Kirkgate is a street in the city centre of Leeds, in England.

History
The street originated in the Mediaeval period, leading from the centre of the settlement to the parish church.  The Anglo-Saxon Leeds Cross was found when the church was replaced by the current Leeds Minster, in the 19th century.  By the time of the Domesday Book, Leeds also had a manor house, which lay on the street.  The street became associated with cloth manufacturing, and in 1711, the First White Cloth Hall was constructed on the street.  Other early buildings included a chantry, built in 1430, later replaced by a vicarage, the town's bakehouse, and a prison, built in 1655.

The city's first hospital was established in a house on the street in 1767.  In 1790, the Ancient Order of Foresters was founded at the Crown Inn on the street, although the building was demolished in 1935.  In the 19th century, the Kirkgate Market was constructed at the city centre end of the street, while a railway line was built, spanning the middle of the street.  In 1984, a police officer, John Speed, was shot and killed on the street, and there is a memorial in his memory.

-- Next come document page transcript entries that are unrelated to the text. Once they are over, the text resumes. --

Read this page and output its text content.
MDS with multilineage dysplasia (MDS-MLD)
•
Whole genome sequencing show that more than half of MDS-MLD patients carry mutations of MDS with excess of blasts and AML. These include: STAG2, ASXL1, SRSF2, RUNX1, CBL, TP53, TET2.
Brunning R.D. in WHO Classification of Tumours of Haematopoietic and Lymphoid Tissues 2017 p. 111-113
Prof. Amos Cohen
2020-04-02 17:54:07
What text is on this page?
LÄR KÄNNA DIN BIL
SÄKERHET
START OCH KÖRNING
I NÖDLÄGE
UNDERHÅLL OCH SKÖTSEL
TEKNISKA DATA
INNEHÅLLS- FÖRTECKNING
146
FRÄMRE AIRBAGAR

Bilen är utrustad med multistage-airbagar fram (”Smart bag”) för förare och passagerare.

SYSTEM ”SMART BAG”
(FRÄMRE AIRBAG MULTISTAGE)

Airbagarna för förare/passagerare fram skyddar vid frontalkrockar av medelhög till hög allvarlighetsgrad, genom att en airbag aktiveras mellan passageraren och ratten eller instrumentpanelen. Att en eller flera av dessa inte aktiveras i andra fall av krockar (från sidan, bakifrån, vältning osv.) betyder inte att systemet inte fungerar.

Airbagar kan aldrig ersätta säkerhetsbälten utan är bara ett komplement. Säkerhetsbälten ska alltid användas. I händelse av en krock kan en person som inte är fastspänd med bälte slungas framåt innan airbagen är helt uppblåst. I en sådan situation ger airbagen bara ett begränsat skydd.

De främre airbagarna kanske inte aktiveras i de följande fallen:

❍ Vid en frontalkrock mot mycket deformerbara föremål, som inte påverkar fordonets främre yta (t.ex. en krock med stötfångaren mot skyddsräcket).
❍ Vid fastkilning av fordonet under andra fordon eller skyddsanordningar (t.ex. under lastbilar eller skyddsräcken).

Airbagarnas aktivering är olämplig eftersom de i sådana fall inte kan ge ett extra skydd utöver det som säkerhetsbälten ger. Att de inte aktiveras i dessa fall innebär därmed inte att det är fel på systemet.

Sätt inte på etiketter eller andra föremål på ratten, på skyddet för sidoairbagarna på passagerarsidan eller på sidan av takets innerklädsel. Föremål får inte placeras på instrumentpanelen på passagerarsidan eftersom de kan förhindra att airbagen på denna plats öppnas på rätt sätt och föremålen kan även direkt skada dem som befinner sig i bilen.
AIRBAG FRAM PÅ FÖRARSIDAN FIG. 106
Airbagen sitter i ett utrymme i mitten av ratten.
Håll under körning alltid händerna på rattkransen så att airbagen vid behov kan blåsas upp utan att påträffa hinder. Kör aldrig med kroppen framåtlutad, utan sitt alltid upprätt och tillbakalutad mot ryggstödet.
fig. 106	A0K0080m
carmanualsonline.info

The Welcome to Leeds website notes that the street became run-down, but by the 2020s became "a more calm street which has recently been reinvigorated by exciting local businesses".

Layout and architecture

The street runs south-east from the junction of Briggate and Commercial Street, to a junction with East Street and Duke Street.  Fish Street, Vicar Lane, New York Street, Harper Street, Cross York Street, and Church Lane lead off its north-east side, while Central Road, New Market Street, Call Lane, Wharf Street, High Court, and Maude Street lead off its south-west side.

Notable buildings on the north-east side of Kirkgate include the grade I listed Kirkgate Market.  On the south-west side of the street lie the former bank at 110 Kirkgate, designed by William Bakewell; the grade II* listed First White Cloth Hall; and the grade I listed Leeds Minster.